The research involves sending four volunteers at a time to spend more than a year living and working in the 1,700 square foot 3D printed habitat. During that time, the crew members eat freeze-dried meals, grow some of their own vegetables, conduct simulated spacewalks, and deal with contingencies real Mars explorers might face.
Communications with the outside world are intentionally delayed to simulate the 12 to 22 minutes it takes for a radio transmission to travel one-way between Earth and Mars, depending on the distance between their current positions on their respective orbits around the Sun.
And CHAPEA missions are long. The first one ran from June 25, 2023 to July 6, 2024. And the second mission, scheduled to begin in October 2025, is expected to have a similar duration to reflect the likely amount of time real astronauts would spend living on the surface of Mars (not including travel time to and from the Red Planet).
“Current Mars plans might include something like a nine month transit, a year to year and a half on the Martian surface, and nine months back,” said Suzanne Bell, an organizational psychologist with NASA’s Behavioral Health and Performance Lab.
“Living and working in a small, isolated, and confined space with a crew can be psychologically and physically taxing. So, we mimic that long-term isolation,” she said.

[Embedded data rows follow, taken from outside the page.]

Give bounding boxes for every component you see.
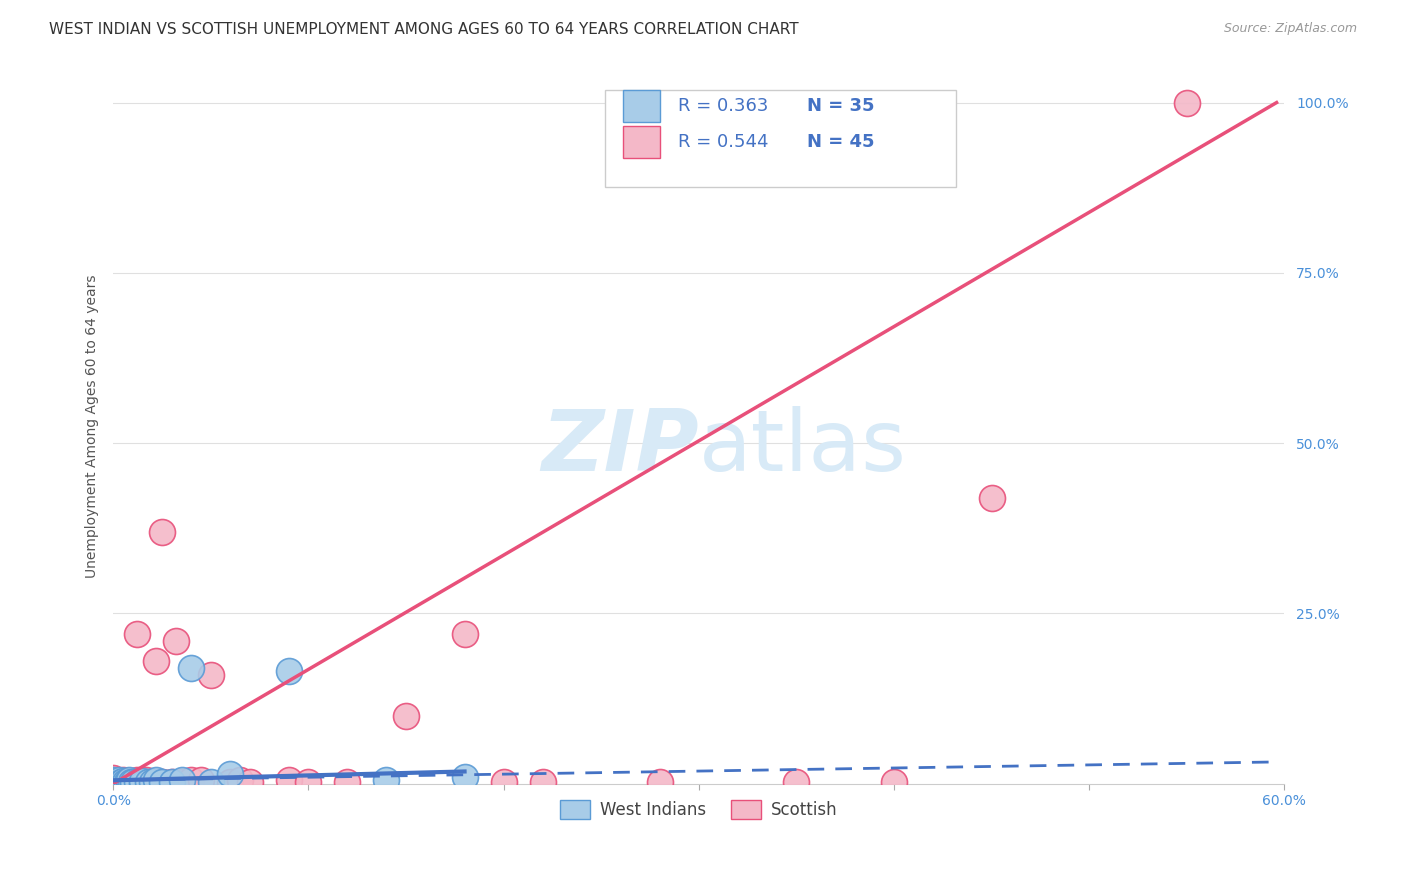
Legend: West Indians, Scottish: West Indians, Scottish <box>553 793 845 825</box>
Point <box>648 774 671 789</box>
Point <box>103 773 125 788</box>
Point <box>103 775 125 789</box>
Point <box>108 773 131 788</box>
Point <box>150 774 173 789</box>
Point <box>118 774 141 789</box>
Point <box>103 773 125 788</box>
Point <box>170 774 193 789</box>
Point <box>103 774 125 789</box>
Point <box>103 777 125 791</box>
Point <box>111 777 134 791</box>
Point <box>120 774 142 789</box>
Point <box>453 770 475 784</box>
Point <box>111 774 134 789</box>
Text: WEST INDIAN VS SCOTTISH UNEMPLOYMENT AMONG AGES 60 TO 64 YEARS CORRELATION CHART: WEST INDIAN VS SCOTTISH UNEMPLOYMENT AMO… <box>49 22 799 37</box>
Point <box>136 775 159 789</box>
Point <box>108 777 131 791</box>
Point <box>141 774 163 789</box>
Point <box>125 773 148 788</box>
Point <box>980 491 1002 505</box>
Point <box>785 774 807 789</box>
Point <box>105 774 128 789</box>
Bar <box>623 90 661 122</box>
Point <box>103 777 125 791</box>
Point <box>111 777 134 791</box>
Point <box>114 775 136 789</box>
Point <box>121 777 143 791</box>
Point <box>131 774 153 789</box>
Point <box>375 773 398 788</box>
Point <box>110 775 132 789</box>
Point <box>1175 95 1198 110</box>
FancyBboxPatch shape <box>605 90 956 186</box>
Point <box>131 777 153 791</box>
Point <box>135 773 157 788</box>
Point <box>239 774 262 789</box>
Point <box>145 654 167 668</box>
Point <box>103 777 125 791</box>
Point <box>200 667 222 681</box>
Point <box>170 773 193 788</box>
Point <box>229 773 252 788</box>
Point <box>110 775 132 789</box>
Point <box>125 775 148 789</box>
Text: R = 0.544: R = 0.544 <box>678 133 768 151</box>
Point <box>200 774 222 789</box>
Point <box>165 633 187 648</box>
Point <box>395 708 418 723</box>
Text: N = 45: N = 45 <box>807 133 875 151</box>
Point <box>277 773 299 788</box>
Point <box>121 774 143 789</box>
Point <box>145 773 167 788</box>
Point <box>125 627 148 641</box>
Text: N = 35: N = 35 <box>807 97 875 115</box>
Point <box>105 777 128 791</box>
Point <box>219 774 242 789</box>
Point <box>118 773 141 788</box>
Point <box>180 773 202 788</box>
Point <box>160 774 183 789</box>
Point <box>131 774 153 789</box>
Point <box>531 774 554 789</box>
Text: Source: ZipAtlas.com: Source: ZipAtlas.com <box>1223 22 1357 36</box>
Point <box>103 777 125 791</box>
Point <box>297 774 319 789</box>
Point <box>492 774 515 789</box>
Point <box>219 766 242 780</box>
Point <box>118 777 141 791</box>
Point <box>150 524 173 539</box>
Point <box>103 772 125 786</box>
Point <box>190 773 212 788</box>
Point <box>105 777 128 791</box>
Point <box>111 773 134 788</box>
Text: R = 0.363: R = 0.363 <box>678 97 768 115</box>
Point <box>277 665 299 679</box>
Point <box>115 775 138 789</box>
Point <box>114 774 136 789</box>
Point <box>120 774 142 789</box>
Point <box>108 774 131 789</box>
Point <box>336 774 359 789</box>
Point <box>118 777 141 791</box>
Point <box>453 627 475 641</box>
Point <box>103 777 125 791</box>
Text: ZIP: ZIP <box>541 406 699 489</box>
Point <box>141 775 163 789</box>
Point <box>883 774 905 789</box>
Point <box>180 661 202 675</box>
Text: atlas: atlas <box>699 406 907 489</box>
Point <box>150 774 173 789</box>
Point <box>115 774 138 789</box>
Point <box>103 774 125 789</box>
Point <box>160 775 183 789</box>
Point <box>121 777 143 791</box>
Bar <box>623 126 661 158</box>
Y-axis label: Unemployment Among Ages 60 to 64 years: Unemployment Among Ages 60 to 64 years <box>86 275 100 578</box>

My colleagues and I enjoyed a considerably shorter and less challenging visit to the CHAPEA habitat, which is located inside a building at NASA’s Johnson Space Center in Houston.
During our Mars walk, I donned a sport coat instead of a spacesuit. But we all wore plastic booties to avoid tracking foreign objects into the simulated Martian soil and to prevent our shoes from turning red.
The walls of the CHAPEA habitat have a similar reddish hue because an actual Mars outpost might be 3D printed using soil (regolith) from the Red Planet. This would eliminate the need to carry large amounts of construction supplies from Earth — a significantly more costly process.
With the need to keep payloads relatively small, Bell says what researchers learn from the human volunteers on CHAPEA simulations will help NASA determine which items are essential for astronauts to bring in order to survive and thrive on Mars.